For my first article on refactoring, I'm going to focus on mastering the basic refactoring techniques outlined in Martin Fowler's Refactoring. I'll provide some thoughts and comments on Fowler's book to the point that I've read (about half way) and also perform some basic refactorings on an open source project.
Refactoring, Improving the Design of Existing Code
This book is a classic; it's also pretty old. Fowler published this in 1999. What this book does is amaze me; despite it being very old for the computer industry (10 years!) and despite the fact that Fowler, at the time of publishing, didn't consider himself an expert on refactoring, every single word rings true.
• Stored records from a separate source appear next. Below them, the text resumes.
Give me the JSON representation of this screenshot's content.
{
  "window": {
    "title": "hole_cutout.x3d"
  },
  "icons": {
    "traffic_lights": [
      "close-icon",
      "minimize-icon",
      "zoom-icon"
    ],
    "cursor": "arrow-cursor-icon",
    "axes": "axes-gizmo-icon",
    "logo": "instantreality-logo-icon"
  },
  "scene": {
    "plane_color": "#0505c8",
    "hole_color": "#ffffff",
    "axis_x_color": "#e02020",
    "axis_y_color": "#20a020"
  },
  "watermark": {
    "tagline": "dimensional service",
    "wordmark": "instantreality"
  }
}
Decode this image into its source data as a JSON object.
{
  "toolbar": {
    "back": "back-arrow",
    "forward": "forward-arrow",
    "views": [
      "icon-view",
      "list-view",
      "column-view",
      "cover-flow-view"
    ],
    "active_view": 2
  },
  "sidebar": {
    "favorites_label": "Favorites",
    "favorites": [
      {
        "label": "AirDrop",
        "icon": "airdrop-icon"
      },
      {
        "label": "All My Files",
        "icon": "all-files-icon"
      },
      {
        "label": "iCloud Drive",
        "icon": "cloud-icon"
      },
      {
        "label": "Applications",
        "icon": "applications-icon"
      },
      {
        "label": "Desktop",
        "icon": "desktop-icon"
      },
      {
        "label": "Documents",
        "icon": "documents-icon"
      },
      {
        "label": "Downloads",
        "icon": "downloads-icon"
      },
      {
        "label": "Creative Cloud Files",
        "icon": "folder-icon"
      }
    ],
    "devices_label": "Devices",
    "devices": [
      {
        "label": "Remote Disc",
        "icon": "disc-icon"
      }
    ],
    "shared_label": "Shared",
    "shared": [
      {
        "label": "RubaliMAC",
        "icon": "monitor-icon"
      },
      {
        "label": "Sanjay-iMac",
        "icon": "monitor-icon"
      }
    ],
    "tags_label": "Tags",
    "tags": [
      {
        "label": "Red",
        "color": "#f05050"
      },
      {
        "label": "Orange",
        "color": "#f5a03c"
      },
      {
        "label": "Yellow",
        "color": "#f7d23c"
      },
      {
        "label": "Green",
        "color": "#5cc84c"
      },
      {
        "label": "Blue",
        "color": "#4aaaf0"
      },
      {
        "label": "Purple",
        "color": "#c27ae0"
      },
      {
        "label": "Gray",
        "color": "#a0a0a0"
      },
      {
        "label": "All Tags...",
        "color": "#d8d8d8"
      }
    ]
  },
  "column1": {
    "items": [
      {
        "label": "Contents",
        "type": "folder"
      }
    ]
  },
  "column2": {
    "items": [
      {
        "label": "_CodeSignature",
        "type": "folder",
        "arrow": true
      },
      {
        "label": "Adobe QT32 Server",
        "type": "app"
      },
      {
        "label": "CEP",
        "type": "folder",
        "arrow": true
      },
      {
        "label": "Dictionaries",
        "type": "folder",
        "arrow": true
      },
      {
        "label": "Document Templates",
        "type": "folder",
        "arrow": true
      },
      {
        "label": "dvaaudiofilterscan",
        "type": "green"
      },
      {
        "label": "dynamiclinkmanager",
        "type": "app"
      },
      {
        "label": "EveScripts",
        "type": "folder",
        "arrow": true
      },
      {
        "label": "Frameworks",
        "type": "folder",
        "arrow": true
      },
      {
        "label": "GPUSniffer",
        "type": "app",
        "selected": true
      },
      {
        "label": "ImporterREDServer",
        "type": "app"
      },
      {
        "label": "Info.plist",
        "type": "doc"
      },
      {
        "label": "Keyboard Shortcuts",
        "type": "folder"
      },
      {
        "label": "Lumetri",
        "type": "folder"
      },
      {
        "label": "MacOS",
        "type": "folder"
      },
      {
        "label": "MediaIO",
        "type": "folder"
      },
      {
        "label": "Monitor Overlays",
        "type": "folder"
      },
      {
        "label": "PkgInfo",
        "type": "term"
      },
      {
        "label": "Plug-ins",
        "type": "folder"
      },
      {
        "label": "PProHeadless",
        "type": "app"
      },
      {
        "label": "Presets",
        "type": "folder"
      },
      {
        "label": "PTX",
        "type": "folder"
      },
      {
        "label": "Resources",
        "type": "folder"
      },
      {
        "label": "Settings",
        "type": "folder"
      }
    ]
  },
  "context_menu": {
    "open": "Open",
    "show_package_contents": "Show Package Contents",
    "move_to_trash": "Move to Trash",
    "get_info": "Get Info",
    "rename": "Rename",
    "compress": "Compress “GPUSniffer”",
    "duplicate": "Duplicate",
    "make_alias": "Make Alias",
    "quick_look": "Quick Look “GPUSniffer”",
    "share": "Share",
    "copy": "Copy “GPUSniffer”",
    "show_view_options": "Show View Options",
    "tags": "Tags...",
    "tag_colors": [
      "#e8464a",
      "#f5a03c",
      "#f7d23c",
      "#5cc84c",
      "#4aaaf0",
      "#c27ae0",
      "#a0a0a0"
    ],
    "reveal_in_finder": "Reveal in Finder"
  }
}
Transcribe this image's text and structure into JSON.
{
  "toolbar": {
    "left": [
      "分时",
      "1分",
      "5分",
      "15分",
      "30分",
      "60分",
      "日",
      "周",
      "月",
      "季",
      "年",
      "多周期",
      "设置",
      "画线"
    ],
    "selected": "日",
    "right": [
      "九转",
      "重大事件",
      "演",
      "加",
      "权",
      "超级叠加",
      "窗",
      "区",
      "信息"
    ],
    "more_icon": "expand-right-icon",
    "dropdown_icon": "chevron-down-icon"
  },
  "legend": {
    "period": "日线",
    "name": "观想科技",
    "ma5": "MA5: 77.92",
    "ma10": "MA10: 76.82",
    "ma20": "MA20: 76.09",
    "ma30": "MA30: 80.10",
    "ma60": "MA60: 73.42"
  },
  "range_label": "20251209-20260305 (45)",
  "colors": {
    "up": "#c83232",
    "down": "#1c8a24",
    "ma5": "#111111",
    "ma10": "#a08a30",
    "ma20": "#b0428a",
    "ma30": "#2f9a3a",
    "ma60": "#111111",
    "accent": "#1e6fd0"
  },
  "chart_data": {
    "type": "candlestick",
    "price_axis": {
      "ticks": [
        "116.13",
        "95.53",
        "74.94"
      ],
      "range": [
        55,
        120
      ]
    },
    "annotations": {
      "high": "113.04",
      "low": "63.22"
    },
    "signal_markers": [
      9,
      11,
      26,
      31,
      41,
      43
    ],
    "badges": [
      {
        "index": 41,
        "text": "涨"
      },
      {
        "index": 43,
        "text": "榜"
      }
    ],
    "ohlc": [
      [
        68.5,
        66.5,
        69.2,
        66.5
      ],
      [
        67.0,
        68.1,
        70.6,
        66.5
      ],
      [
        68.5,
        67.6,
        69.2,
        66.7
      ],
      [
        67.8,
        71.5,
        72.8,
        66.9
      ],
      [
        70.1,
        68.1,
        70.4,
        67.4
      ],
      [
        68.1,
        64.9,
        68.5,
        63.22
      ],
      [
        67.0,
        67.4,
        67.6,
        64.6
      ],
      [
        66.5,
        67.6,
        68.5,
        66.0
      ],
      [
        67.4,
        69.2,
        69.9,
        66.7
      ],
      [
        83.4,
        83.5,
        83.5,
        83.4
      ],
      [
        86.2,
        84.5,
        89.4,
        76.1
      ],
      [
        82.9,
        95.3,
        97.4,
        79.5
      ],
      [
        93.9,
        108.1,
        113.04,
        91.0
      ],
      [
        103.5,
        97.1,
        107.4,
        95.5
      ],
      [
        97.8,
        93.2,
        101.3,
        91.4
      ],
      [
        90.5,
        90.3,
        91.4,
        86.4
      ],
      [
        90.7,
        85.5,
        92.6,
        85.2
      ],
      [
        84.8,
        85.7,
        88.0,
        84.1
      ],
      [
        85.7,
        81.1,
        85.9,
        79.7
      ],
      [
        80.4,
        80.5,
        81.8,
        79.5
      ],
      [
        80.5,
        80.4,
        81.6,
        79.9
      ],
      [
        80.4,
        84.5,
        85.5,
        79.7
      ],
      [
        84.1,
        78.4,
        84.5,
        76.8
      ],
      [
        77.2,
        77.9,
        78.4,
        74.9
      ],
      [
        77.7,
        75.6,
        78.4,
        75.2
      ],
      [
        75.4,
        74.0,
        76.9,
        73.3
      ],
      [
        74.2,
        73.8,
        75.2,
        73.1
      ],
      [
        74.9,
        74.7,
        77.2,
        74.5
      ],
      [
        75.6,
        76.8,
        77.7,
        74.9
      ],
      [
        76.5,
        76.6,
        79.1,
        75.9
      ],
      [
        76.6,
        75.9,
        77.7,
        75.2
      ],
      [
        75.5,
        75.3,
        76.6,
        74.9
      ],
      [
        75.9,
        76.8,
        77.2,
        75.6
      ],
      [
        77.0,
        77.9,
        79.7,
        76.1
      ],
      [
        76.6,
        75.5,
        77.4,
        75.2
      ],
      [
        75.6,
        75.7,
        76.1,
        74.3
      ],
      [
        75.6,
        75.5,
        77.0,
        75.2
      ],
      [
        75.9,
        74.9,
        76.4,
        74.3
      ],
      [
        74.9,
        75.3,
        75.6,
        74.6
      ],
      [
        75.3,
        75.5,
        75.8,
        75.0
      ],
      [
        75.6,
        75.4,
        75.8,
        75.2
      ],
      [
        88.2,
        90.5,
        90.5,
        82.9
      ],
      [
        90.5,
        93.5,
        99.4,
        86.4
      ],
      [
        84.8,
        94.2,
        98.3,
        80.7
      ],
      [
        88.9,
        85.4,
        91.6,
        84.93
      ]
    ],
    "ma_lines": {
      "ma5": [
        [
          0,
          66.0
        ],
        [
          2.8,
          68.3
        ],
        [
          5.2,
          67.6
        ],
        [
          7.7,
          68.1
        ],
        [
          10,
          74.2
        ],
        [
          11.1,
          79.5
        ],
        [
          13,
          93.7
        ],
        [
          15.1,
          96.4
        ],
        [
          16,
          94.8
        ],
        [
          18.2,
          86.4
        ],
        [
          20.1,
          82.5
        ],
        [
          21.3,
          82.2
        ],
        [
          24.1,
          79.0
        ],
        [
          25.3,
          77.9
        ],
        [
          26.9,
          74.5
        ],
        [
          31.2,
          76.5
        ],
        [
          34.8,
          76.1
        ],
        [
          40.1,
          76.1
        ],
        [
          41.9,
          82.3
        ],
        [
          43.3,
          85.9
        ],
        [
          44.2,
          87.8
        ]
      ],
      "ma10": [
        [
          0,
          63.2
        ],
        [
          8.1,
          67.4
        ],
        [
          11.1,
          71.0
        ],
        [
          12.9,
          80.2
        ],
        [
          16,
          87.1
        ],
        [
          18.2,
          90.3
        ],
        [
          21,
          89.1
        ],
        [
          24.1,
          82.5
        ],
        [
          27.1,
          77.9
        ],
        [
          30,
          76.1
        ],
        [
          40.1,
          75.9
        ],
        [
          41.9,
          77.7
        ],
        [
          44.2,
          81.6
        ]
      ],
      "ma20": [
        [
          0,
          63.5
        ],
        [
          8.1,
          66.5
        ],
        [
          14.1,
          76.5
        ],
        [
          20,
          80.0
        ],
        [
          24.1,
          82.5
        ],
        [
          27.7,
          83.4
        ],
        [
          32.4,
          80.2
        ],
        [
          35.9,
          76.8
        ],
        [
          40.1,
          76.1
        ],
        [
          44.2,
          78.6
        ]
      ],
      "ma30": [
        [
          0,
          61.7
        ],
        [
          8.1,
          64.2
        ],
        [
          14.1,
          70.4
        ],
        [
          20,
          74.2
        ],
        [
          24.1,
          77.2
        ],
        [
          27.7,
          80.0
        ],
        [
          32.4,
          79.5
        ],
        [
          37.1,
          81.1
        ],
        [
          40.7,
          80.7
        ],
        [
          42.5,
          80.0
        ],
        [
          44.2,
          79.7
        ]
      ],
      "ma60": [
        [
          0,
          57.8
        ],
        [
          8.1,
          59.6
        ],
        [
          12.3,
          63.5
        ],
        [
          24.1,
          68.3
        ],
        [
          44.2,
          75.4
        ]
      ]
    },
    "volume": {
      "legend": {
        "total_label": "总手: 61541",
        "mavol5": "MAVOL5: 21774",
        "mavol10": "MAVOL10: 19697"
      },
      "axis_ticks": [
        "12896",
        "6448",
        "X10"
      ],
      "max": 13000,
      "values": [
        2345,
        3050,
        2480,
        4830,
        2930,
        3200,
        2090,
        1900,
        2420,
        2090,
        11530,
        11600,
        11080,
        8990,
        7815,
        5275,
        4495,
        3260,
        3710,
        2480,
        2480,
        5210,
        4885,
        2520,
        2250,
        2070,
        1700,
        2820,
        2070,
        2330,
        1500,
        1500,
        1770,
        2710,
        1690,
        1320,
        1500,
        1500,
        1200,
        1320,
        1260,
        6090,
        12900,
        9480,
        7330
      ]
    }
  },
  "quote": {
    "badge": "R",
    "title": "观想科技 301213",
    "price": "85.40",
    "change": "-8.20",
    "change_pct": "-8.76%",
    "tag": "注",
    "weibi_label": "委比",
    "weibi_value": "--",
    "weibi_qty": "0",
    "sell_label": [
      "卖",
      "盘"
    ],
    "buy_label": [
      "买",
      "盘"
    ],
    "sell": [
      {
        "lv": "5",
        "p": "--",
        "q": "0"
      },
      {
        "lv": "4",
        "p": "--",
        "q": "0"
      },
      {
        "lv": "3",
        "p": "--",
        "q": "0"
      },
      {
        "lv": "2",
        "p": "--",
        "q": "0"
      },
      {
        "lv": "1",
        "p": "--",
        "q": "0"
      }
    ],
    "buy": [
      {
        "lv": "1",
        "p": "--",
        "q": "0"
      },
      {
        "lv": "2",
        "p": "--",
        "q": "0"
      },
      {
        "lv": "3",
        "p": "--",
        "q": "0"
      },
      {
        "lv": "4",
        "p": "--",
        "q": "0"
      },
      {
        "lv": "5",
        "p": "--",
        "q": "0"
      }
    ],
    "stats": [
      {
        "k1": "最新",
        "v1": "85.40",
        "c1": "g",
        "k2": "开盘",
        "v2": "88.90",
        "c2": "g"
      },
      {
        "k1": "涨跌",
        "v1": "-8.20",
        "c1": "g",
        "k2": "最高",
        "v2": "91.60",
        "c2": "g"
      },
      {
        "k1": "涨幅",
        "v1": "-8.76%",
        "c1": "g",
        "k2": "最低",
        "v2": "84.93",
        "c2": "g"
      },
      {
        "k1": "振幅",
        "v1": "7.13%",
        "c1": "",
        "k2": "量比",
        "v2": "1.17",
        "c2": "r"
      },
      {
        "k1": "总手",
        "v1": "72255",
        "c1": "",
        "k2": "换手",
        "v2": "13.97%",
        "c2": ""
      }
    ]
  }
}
I remember (re-)reading Code Complete 2 over the summer. Code Complete 2 is one of those books that some industry leaders think every developer should read; I am not inclined to disagree. However, despite all of the good parts in Code Complete, there were several out dated, misinformed or just flat out wrong sections of the book (defensive programming comes to mind). When I was reading the book, I just chalked it up to "Code Complete is an ancient book. It was originally published in 1994 and hasn't been updated in about 8 years." I have never had to say anything like that in Fowler's book. Either his book was far ahead of its time (and we are just now catching up) or the refactoring principles discussed in the book are timeless. I'm rooting for the latter.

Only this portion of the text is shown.